CEREJAL
Rosi Luna

Os pés estavam juntos no sapato de verniz preto. Pensei que com eles chegaria a algum lugar. Meu pedaço de caminho a seguir. A rota cortada por amores em pedestais. Ele simplesmente beijava meus pés como se eu fosse princesa. Nada importava só os pés pequenos com os dedos em fila. Aquele olhar buscando perfeição na brancura e no róseo das veias. Ele beijava os pés como se eles fossem meus olhos. Pés não enxergam, só sentem cócegas. Um louco que lambia minhas extremidades.

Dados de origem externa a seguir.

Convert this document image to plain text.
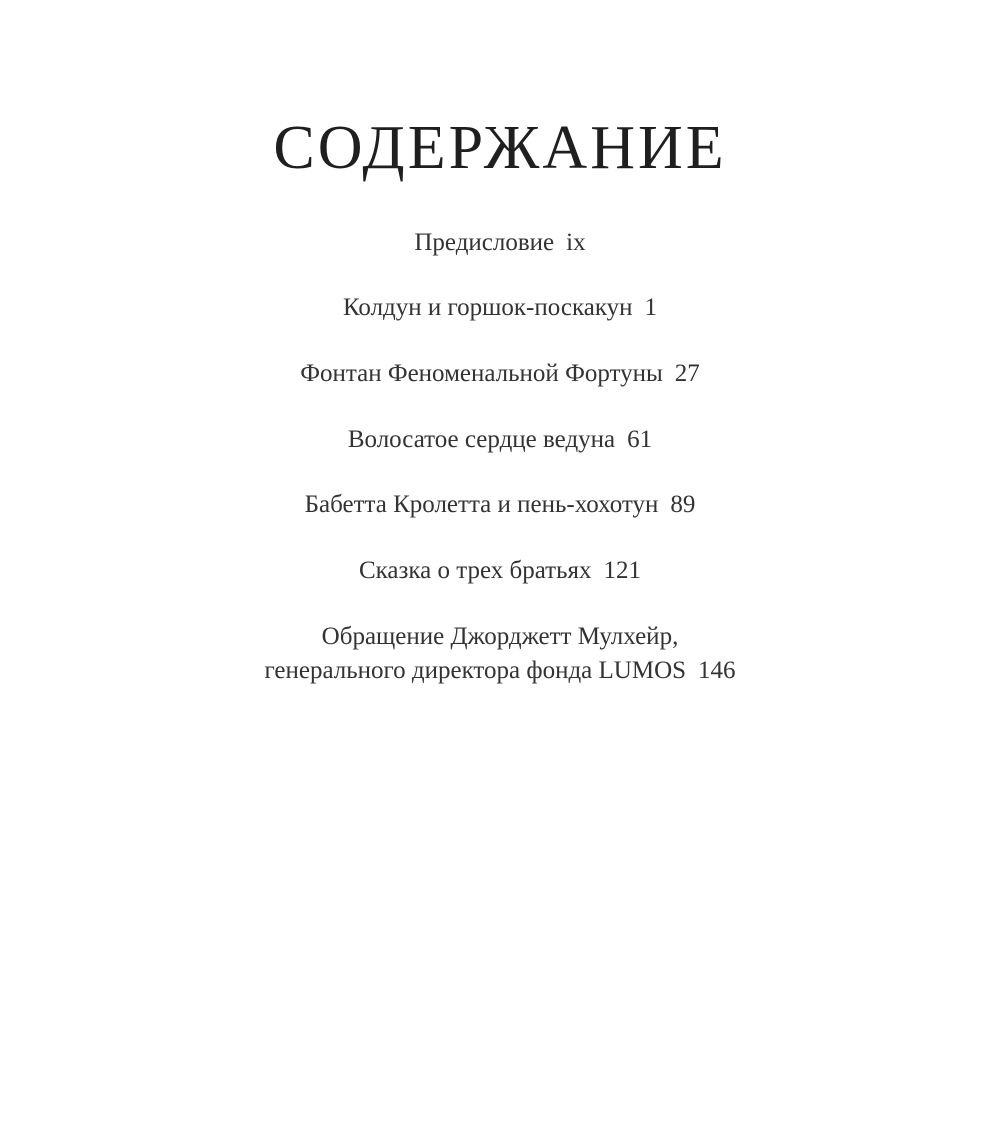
СОДЕРЖАНИЕ
Предисловие ix
Колдун и горшок-поскакун 1
Фонтан Феноменальной Фортуны 27
Волосатое сердце ведуна 61
Бабетта Кролетта и пень-хохотун 89
Сказка о трех братьях 121
Обращение Джорджетт Мулхейр,
генерального директора фонда LUMOS 146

Uma mulher se contorcia com tamanha espontaneidade. 

Nada planejado para se afundar em desejos. Paixão em súbitas correntes. A ambiência daquele lugar que foi o encontro. O biombo com flor de lótus com detalhe de jade. A cadeira falsa de Imperador. Ele na minha frente com postura de superioridade. Eu com olhar casto de gueixa com sobriedade. Pronta pra satisfazer seus desejos cheia de vontade. O quadro do cerejal em flor e as juras de amor em conta-gotas. A obsessão dos pés ia subindo as pernas. Com graça as pernas eram compridas como as de uma garça. 

Ele não cansava de olhar a fenda do vestido. O bicho da seda envolto num corpo de uma falsa chinesa. Uma ocidental brincando de outra cultura. Os palitinhos no cabelo. A nuca descoberta. O perfume tão enebriante que nunca mais o nariz queria parar de cheirar. O jantar de rolinho primavera e tantas iguarias coloridas. A vela no copo de vidro vermelho queimando. A pouca luz e o encanto que seduz. A boca carmim e o brinco de estrela. O sopro uivando nas orelhas. Zumbido errante de alarido amor. Clamor de corpos incendiados. 

A rótula do joelho esculpida com perfeição escapando na fenda do vestido. E o olhar quente dele devorando cada pedaço como nacos de carne tenra. A música suave e o ballet em palco de colchão de espuma. Sexo no travesseiro. Beijos no chuveiro. Vá pra China ele dizia.E eu rodopiava o mundo se preciso fosse para amá-lo. Não tenho distâncias. Tenho pés para percorrer e uma utopia a seguir. Uma vontade galopante de desejos sussurrantes. Mandíbula voraz com dentes de amor mordente.

Meu vestido de seda chinesa, meu sonho de realeza. Aquelas florzinhas salpicadas. Minha alma encarnada. Nunca me senti tão bonita. O pudor da gola de padre com três botões com forma de flor. Na perna de fora o talhe mostrava sem piedade uma coxa delineada. As mãos dele eram só carícias. Campo minado de malícias. Ele não parava de sussurrar que se apaixonou pelos meus pés. Em que pé estava essa conversa? Pé de cereja, pé de mato, pé de vento. Os pés dançavam. Olhos com delineador. Delineada imagem de sombra na parede. Ajuste de sedução. E ele querendo tomar meu coração. Eu não deixaria. Meu pé de insensatez não tem dono. Não amo ninguém. 

Deixo que me amem por poucas horas. Minhas rendas o seduzem - veludo de texturas carinhosas. Minhas mãos percorrem seus pêlos. Nua em pêlo. Dança particular de sua retina. Minha sina esperar que um dia alguém me toque. Toque de Midas - ouro bordado do homem que estava no pedestal. Eu simples súdita longe do alcance. Olho de relance. Fina iguaria de um banquete que nunca vou saborear. Coisa da China e uma muralha a nos separar.

Vestido caído no chão. Estrelas cadentes na cortina. Um batida de sino e uma sina do dedo no umbigo. Ele subindo no cálice dos meus seios. Meus anseios sem arreios todos deliberados. A loba solta da matilha. Afundava na minha floresta e beijava minha testa. A renda da calcinha jaz entre lençóis. Despida de pudores. Meus pés trêmulos. Ele se declarando. Rodava meu corpo. Viagem mapa-múndi. No roteiro final acabou amando os meus pés e a minha cabeça. Ele viajava e eu procurando o mapa. Nunca cheguei a lugar nenhum. Só ao caminho das palavras prazerosas. Amei o papel. A miragem do homem inventado.

A poesia que misturava na prosa. A rosa sêmen do meu torpor. Fio de tecido. Minhas teias que seguravam um homem pelo pensamento. Viúva-negra presa na meia cinta-liga. Aranha que arranha as costas das encostas amorosas. Madrugada enluarada. Pés na estrada. Os ponteiros marcam 3 horas. Fim da noite de amor. Meus pés precisam partir. Não o amo mais, inventarei outro homem amanhã que durma comigo a noite toda. Quero encontrar um cerejal em flor, quero um amor. Quero o desejo carnal que dure pelo menos até a lua desaparecer.